The recent decision in Thomas International Limited v Humantech Pty Ltd  FCA 541, highlights when the Court will grant an interlocutory injunction to compel the transfer of domain names.
Thomas International was an Internet business that provided psychological testing services. In 2007 they entered into a Master Licence Agreement with Humantech under which Humantech was granted exclusive rights to select distributors to sell Thomas’ products in South Africa and Australia. Additionally, under a particular clause in the licence agreement, Humantech were prohibited from selling, marketing or distributing competing products.
Sometime later, Thomas wished to terminate the Master Licence Agreement based on the discovery that Humantech had breached the agreement by selling products in competition with that of Thomas’.

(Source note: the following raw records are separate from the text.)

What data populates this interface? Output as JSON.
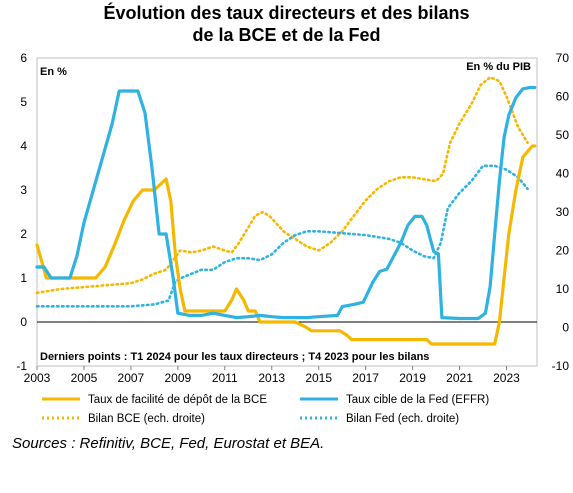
{
  "chart_data": {
    "type": "line",
    "title_line1": "Évolution des taux directeurs et des bilans",
    "title_line2": "de la BCE et de la Fed",
    "left_unit": "En %",
    "right_unit": "En % du PIB",
    "note": "Derniers points : T1 2024 pour les taux directeurs ; T4 2023 pour les bilans",
    "xlim": [
      2003,
      2024.3
    ],
    "ylim_left": [
      -1,
      6
    ],
    "ylim_right": [
      -10,
      70
    ],
    "x_ticks": [
      "2003",
      "2005",
      "2007",
      "2009",
      "2011",
      "2013",
      "2015",
      "2017",
      "2019",
      "2021",
      "2023"
    ],
    "y_left_ticks": [
      "-1",
      "0",
      "1",
      "2",
      "3",
      "4",
      "5",
      "6"
    ],
    "y_right_ticks": [
      "-10",
      "0",
      "10",
      "20",
      "30",
      "40",
      "50",
      "60",
      "70"
    ],
    "grid": false,
    "legend_position": "bottom",
    "series": [
      {
        "name": "Taux de facilité de dépôt de la BCE",
        "axis": "left",
        "style": "solid",
        "color": "#F5B800",
        "points": [
          [
            2003.0,
            1.75
          ],
          [
            2003.4,
            1.0
          ],
          [
            2004.5,
            1.0
          ],
          [
            2005.5,
            1.0
          ],
          [
            2005.9,
            1.25
          ],
          [
            2006.3,
            1.75
          ],
          [
            2006.7,
            2.3
          ],
          [
            2007.1,
            2.75
          ],
          [
            2007.5,
            3.0
          ],
          [
            2008.0,
            3.0
          ],
          [
            2008.5,
            3.25
          ],
          [
            2008.7,
            2.75
          ],
          [
            2008.9,
            1.5
          ],
          [
            2009.1,
            0.75
          ],
          [
            2009.3,
            0.25
          ],
          [
            2010.0,
            0.25
          ],
          [
            2011.0,
            0.25
          ],
          [
            2011.3,
            0.5
          ],
          [
            2011.5,
            0.75
          ],
          [
            2011.8,
            0.5
          ],
          [
            2012.0,
            0.25
          ],
          [
            2012.3,
            0.25
          ],
          [
            2012.5,
            0.0
          ],
          [
            2014.0,
            0.0
          ],
          [
            2014.4,
            -0.1
          ],
          [
            2014.7,
            -0.2
          ],
          [
            2015.9,
            -0.2
          ],
          [
            2016.2,
            -0.3
          ],
          [
            2016.4,
            -0.4
          ],
          [
            2019.6,
            -0.4
          ],
          [
            2019.8,
            -0.5
          ],
          [
            2022.5,
            -0.5
          ],
          [
            2022.7,
            0.0
          ],
          [
            2022.9,
            1.0
          ],
          [
            2023.1,
            2.0
          ],
          [
            2023.4,
            3.0
          ],
          [
            2023.7,
            3.75
          ],
          [
            2024.1,
            4.0
          ],
          [
            2024.2,
            4.0
          ]
        ]
      },
      {
        "name": "Taux cible de la Fed (EFFR)",
        "axis": "left",
        "style": "solid",
        "color": "#2FB2E2",
        "points": [
          [
            2003.0,
            1.25
          ],
          [
            2003.3,
            1.25
          ],
          [
            2003.6,
            1.0
          ],
          [
            2004.4,
            1.0
          ],
          [
            2004.7,
            1.5
          ],
          [
            2005.0,
            2.25
          ],
          [
            2005.4,
            3.0
          ],
          [
            2005.8,
            3.75
          ],
          [
            2006.2,
            4.5
          ],
          [
            2006.5,
            5.25
          ],
          [
            2007.3,
            5.25
          ],
          [
            2007.6,
            4.75
          ],
          [
            2007.9,
            3.5
          ],
          [
            2008.2,
            2.0
          ],
          [
            2008.5,
            2.0
          ],
          [
            2008.8,
            1.0
          ],
          [
            2009.0,
            0.2
          ],
          [
            2009.5,
            0.15
          ],
          [
            2010.0,
            0.15
          ],
          [
            2010.5,
            0.2
          ],
          [
            2011.0,
            0.15
          ],
          [
            2011.5,
            0.1
          ],
          [
            2012.0,
            0.12
          ],
          [
            2012.5,
            0.15
          ],
          [
            2013.0,
            0.12
          ],
          [
            2013.5,
            0.1
          ],
          [
            2014.0,
            0.1
          ],
          [
            2014.5,
            0.1
          ],
          [
            2015.0,
            0.12
          ],
          [
            2015.8,
            0.15
          ],
          [
            2016.0,
            0.35
          ],
          [
            2016.5,
            0.4
          ],
          [
            2016.9,
            0.45
          ],
          [
            2017.3,
            0.9
          ],
          [
            2017.6,
            1.15
          ],
          [
            2017.9,
            1.2
          ],
          [
            2018.2,
            1.5
          ],
          [
            2018.5,
            1.8
          ],
          [
            2018.8,
            2.2
          ],
          [
            2019.1,
            2.4
          ],
          [
            2019.4,
            2.4
          ],
          [
            2019.6,
            2.2
          ],
          [
            2019.9,
            1.6
          ],
          [
            2020.1,
            1.55
          ],
          [
            2020.25,
            0.1
          ],
          [
            2021.0,
            0.08
          ],
          [
            2021.8,
            0.08
          ],
          [
            2022.1,
            0.2
          ],
          [
            2022.3,
            0.8
          ],
          [
            2022.5,
            2.0
          ],
          [
            2022.7,
            3.2
          ],
          [
            2022.9,
            4.2
          ],
          [
            2023.1,
            4.7
          ],
          [
            2023.4,
            5.1
          ],
          [
            2023.7,
            5.3
          ],
          [
            2024.0,
            5.33
          ],
          [
            2024.2,
            5.33
          ]
        ]
      },
      {
        "name": "Bilan BCE (ech. droite)",
        "axis": "right",
        "style": "dotted",
        "color": "#F5B800",
        "points": [
          [
            2003.0,
            9
          ],
          [
            2004.0,
            10
          ],
          [
            2005.0,
            10.5
          ],
          [
            2006.0,
            11
          ],
          [
            2007.0,
            11.5
          ],
          [
            2007.5,
            12.5
          ],
          [
            2008.0,
            14
          ],
          [
            2008.5,
            15
          ],
          [
            2008.8,
            17.5
          ],
          [
            2009.1,
            20
          ],
          [
            2009.6,
            19.5
          ],
          [
            2010.0,
            20
          ],
          [
            2010.5,
            21
          ],
          [
            2011.0,
            20
          ],
          [
            2011.3,
            19.5
          ],
          [
            2011.6,
            22
          ],
          [
            2012.0,
            26
          ],
          [
            2012.3,
            29
          ],
          [
            2012.6,
            30
          ],
          [
            2012.9,
            29
          ],
          [
            2013.2,
            27
          ],
          [
            2013.5,
            25
          ],
          [
            2014.0,
            23
          ],
          [
            2014.5,
            21
          ],
          [
            2015.0,
            20
          ],
          [
            2015.5,
            22
          ],
          [
            2016.0,
            25
          ],
          [
            2016.5,
            29
          ],
          [
            2017.0,
            33
          ],
          [
            2017.5,
            36
          ],
          [
            2018.0,
            38
          ],
          [
            2018.5,
            39
          ],
          [
            2019.0,
            39
          ],
          [
            2019.5,
            38.5
          ],
          [
            2020.0,
            38
          ],
          [
            2020.3,
            40
          ],
          [
            2020.6,
            48
          ],
          [
            2021.0,
            53
          ],
          [
            2021.5,
            58
          ],
          [
            2021.9,
            63
          ],
          [
            2022.3,
            65
          ],
          [
            2022.7,
            64
          ],
          [
            2023.0,
            60
          ],
          [
            2023.5,
            52
          ],
          [
            2023.9,
            48
          ]
        ]
      },
      {
        "name": "Bilan Fed (ech. droite)",
        "axis": "right",
        "style": "dotted",
        "color": "#2FB2E2",
        "points": [
          [
            2003.0,
            5.5
          ],
          [
            2004.0,
            5.5
          ],
          [
            2005.0,
            5.5
          ],
          [
            2006.0,
            5.5
          ],
          [
            2007.0,
            5.5
          ],
          [
            2008.0,
            6
          ],
          [
            2008.6,
            7
          ],
          [
            2008.9,
            12
          ],
          [
            2009.2,
            13
          ],
          [
            2009.6,
            14
          ],
          [
            2010.0,
            15
          ],
          [
            2010.5,
            15
          ],
          [
            2011.0,
            17
          ],
          [
            2011.5,
            18
          ],
          [
            2012.0,
            18
          ],
          [
            2012.5,
            17.5
          ],
          [
            2013.0,
            19
          ],
          [
            2013.5,
            22
          ],
          [
            2014.0,
            24
          ],
          [
            2014.5,
            25
          ],
          [
            2015.0,
            25
          ],
          [
            2016.0,
            24.5
          ],
          [
            2017.0,
            24
          ],
          [
            2018.0,
            23
          ],
          [
            2018.5,
            22
          ],
          [
            2019.0,
            20
          ],
          [
            2019.5,
            18.5
          ],
          [
            2019.9,
            18
          ],
          [
            2020.2,
            22
          ],
          [
            2020.5,
            31
          ],
          [
            2021.0,
            35
          ],
          [
            2021.5,
            38
          ],
          [
            2022.0,
            42
          ],
          [
            2022.5,
            42
          ],
          [
            2023.0,
            41
          ],
          [
            2023.5,
            39
          ],
          [
            2023.9,
            36
          ]
        ]
      }
    ]
  },
  "legend": {
    "ecb_rate": "Taux de facilité de dépôt de la BCE",
    "fed_rate": "Taux cible de la Fed (EFFR)",
    "ecb_balance": "Bilan BCE (ech. droite)",
    "fed_balance": "Bilan Fed (ech. droite)"
  },
  "sources": "Sources : Refinitiv, BCE, Fed, Eurostat et BEA."
}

In May of this year Mr Schutte, director of Humantech, in settlement discussions made an undertaking that they would do all things required for the transfer of the domain names they used back to Thomas. The parties however could not agree of the terms of the arrangement and Thomas initiated proceedings in the Federal Court for an interlocutory injunction to have the undertaking of the transfer of the domain names enforced.
The Court found in favour of Thomas and ordered the transfer of the domain names from Humantech back to Thomas based on the failure on behalf of Humantech to comply with the undertaking made during settlement. The injunction was also subject to an undertaking given by Thomas that compensation would be provided to any third party who would be inconvenienced by the transfer of the domain names.
The case highlights how the value of domain names is very significant, especially for online businesses. It also brings to light other modes of relief for aggrieved parties under exclusive license agreements, and those seeking domain names to be transferred.